We've seen some shuffle data corruption during shuffle read phase.
As described in
SPARK-26089, spark only checks small shuffle blocks before PR #23453, which is proposed by ankuriitg.
There are two changes/improvements that are made in PR #23453.
1. Large blocks are checked upto maxBytesInFlight/3 size in a similar way as smaller blocks, so if a
large block is corrupt in the starting, that block will be re-fetched and if that also fails,
FetchFailureException will be thrown.
2. If large blocks are corrupt after size maxBytesInFlight/3, then any IOException thrown while
reading the stream will be converted to FetchFailureException. This is slightly more aggressive
than was originally intended but since the consumer of the stream may have already read some records and processed them, we can't just re-fetch the block, we need to fail the whole task. Additionally, we also thought about maybe adding a new type of TaskEndReason, which would re-try the task couple of times before failing the previous stage, but given the complexity involved in that solution we decided to not proceed in that direction.

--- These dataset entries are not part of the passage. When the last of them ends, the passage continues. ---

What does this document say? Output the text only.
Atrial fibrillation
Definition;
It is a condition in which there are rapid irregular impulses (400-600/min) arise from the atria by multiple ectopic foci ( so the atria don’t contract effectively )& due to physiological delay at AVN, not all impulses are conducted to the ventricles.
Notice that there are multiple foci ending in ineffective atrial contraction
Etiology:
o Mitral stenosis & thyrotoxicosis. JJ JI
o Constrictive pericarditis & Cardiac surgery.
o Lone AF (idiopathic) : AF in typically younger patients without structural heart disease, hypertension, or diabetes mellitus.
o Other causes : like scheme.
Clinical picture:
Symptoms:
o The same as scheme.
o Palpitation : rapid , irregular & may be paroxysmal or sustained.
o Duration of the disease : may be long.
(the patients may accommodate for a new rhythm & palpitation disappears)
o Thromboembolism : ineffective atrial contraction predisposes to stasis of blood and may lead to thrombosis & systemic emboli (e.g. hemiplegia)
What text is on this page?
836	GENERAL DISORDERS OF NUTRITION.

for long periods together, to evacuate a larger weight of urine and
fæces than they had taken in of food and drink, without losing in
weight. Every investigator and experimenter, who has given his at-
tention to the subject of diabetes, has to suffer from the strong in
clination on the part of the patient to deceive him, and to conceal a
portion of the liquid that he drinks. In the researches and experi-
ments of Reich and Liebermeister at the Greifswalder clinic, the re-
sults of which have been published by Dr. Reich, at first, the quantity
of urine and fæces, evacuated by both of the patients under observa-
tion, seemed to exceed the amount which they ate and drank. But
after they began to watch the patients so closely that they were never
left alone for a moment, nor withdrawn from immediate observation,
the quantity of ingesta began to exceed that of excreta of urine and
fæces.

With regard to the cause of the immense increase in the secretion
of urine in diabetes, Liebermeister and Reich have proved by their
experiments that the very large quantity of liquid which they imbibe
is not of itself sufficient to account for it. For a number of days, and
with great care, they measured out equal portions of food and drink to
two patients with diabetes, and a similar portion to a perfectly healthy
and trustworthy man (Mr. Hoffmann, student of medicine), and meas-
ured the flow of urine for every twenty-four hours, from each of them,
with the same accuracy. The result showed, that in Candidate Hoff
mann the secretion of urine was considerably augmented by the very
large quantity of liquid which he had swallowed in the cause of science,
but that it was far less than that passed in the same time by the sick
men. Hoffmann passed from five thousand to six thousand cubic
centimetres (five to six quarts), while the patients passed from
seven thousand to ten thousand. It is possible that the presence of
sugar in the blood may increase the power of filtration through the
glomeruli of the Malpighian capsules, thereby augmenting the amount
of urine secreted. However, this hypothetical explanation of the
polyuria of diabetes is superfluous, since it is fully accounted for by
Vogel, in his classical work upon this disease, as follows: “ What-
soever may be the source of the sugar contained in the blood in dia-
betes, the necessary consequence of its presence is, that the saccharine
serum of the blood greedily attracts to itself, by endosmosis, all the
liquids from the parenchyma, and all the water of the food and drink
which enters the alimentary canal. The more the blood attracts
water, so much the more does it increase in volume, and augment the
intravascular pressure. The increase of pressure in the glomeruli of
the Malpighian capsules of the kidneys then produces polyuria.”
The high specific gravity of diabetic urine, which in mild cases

However, I think there still exists some problems with the current shuffle transmitted data verification mechanism:
- For a large block, it is checked upto maxBytesInFlight/3 size when fetching shuffle data. So if a large block is corrupt after size maxBytesInFlight/3, it can not be detected in data fetch phase. This has been described in the previous section.
- Only the compressed or wrapped blocks are checked, I think we should also check thease blocks which are not wrapped.
We complete the verification mechanism for shuffle transmitted data:
Firstly, we choose crc32 for the checksum verification of shuffle data.
Crc is also used for checksum verification in hadoop, it is simple and fast.
In shuffle write phase, after completing the partitionedFile, we compute
the crc32 value for each partition and then write these digests with the indexs into shuffle index file.
For the sortShuffleWriter and unsafe shuffle writer, there is only one partitionedFile for a shuffleMapTask, so the compution of digests(compute the digests for each partition depend on the indexs of this partitionedFile) is cheap.
For the bypassShuffleWriter, the reduce partitions is little than byPassMergeThreshold, the cost of digests compution is acceptable.
In shuffle read phase, the digest value will be passed with the block data.
And we will recompute the digest of the data obtained to compare with the origin digest value.
When recomputing the digest of data obtained, it only need an additional buffer(2048Bytes) for computing crc32 value.
After recomputing, we will reset the obtained data inputStream, if it is markSupported we only need reset it, otherwise it is a fileSegmentManagerBuffer, we need recreate it.
So, this verification mechanism proposed for shuffle transmitted data is cheap and complete.